Hilaire, porté par son zèle, va à son tour à Rome en plein hiver (444-445). Mais sa défense est maladroite et Léon est prévenu et rendu méfiant vis-à-vis de l'ascétisme des moines-évêques : la décision est confirmée. Hilaire, déjugé par l’Église, est alors accusé dans plusieurs affaires. La sanction est lourde : Léon le déclare séparé de la communion, lui ôte la juridiction non seulement sur les autres provinces, mais sur la Viennoise même, et lui défend d’ordonner aucun évêque et de se trouver à aucune ordination. Le pape va encore plus loin. Le 6 juin 445[2], il obtient de l’empereur Valentien III un rescrit contre Hilaire, présenté comme un homme rebelle à l’autorité du Siège Apostolique, et à la majesté de l’Empire. Cet édit, qui souligne la suprématie du pontife romain dans la surveillance des élections épiscopales, est une mesure dirigée contre les désirs d'indépendance manifestés par l’évêque d'Arles. Hilaire fait soumission à Léon mais se croit obligé de publier divers écrits pour défendre sa cause. Il se donne ensuite tout entier à la prière et à la prédication. On connaît aussi une lettre du préfet Auxiliaris à l’évêque Hilaire ; elle est datée de 445[3].

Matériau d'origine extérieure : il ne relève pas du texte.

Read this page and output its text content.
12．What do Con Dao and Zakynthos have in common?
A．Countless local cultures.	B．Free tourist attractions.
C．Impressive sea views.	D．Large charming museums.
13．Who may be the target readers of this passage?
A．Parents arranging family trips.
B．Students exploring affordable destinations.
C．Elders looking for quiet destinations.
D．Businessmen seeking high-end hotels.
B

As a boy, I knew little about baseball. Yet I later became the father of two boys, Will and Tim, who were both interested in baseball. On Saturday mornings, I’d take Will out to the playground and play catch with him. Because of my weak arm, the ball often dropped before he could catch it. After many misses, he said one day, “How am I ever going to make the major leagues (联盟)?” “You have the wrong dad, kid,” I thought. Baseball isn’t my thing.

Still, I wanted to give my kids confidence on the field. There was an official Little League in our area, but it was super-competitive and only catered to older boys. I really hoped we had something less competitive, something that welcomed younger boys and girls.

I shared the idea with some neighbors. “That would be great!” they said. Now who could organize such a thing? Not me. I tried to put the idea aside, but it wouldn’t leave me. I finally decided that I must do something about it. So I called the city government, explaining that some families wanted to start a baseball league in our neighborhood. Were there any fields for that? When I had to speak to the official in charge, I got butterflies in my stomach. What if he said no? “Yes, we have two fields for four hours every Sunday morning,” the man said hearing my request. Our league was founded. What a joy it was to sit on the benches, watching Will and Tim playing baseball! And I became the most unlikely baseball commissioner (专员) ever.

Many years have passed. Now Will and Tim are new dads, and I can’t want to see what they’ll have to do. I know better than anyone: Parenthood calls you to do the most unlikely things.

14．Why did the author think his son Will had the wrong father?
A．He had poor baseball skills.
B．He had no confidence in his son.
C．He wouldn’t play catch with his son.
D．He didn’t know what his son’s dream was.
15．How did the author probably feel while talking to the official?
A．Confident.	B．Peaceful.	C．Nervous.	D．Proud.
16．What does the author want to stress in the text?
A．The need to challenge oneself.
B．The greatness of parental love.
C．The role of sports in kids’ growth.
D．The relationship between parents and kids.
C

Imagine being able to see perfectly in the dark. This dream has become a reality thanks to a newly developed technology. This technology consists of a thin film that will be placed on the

Hilaire constructeur de la cathédrale

À Arles, Hilaire est l’initiateur probable de la nouvelle cathédrale d'Arles appelée Saint-Étienne, située à la jonction du cardo et du decumanus, devenue depuis Saint-Trophime, et destinée à remplacer l'ancienne datant du second quart du IVe siècle, qui était située près du rempart sud-est de la ville. À cette occasion, l'Église d'Arles, sans doute avec l’accord du pouvoir civil, n'hésite pas à piller les monuments romains en les utilisant comme carrières, comme par exemple le théâtre antique en raison de sa proximité avec la nouvelle basilique et de l'hostilité chrétienne aux spectacles des comédiens.

Sa mort

Consumé par son zèle et ses austérités, Hilaire tombe malade à l'âge de 48 ans et, après avoir désigné son successeur, il remet son âme à Dieu, le 5 mai 449. On rapporte que, pendant ses funérailles, « on entendit chanter les Psaumes seulement en hébreu par les Juifs d'Arles, qui voulaient eux aussi honorer le Saint, car la voix des Chrétiens était étouffée par la douleur ».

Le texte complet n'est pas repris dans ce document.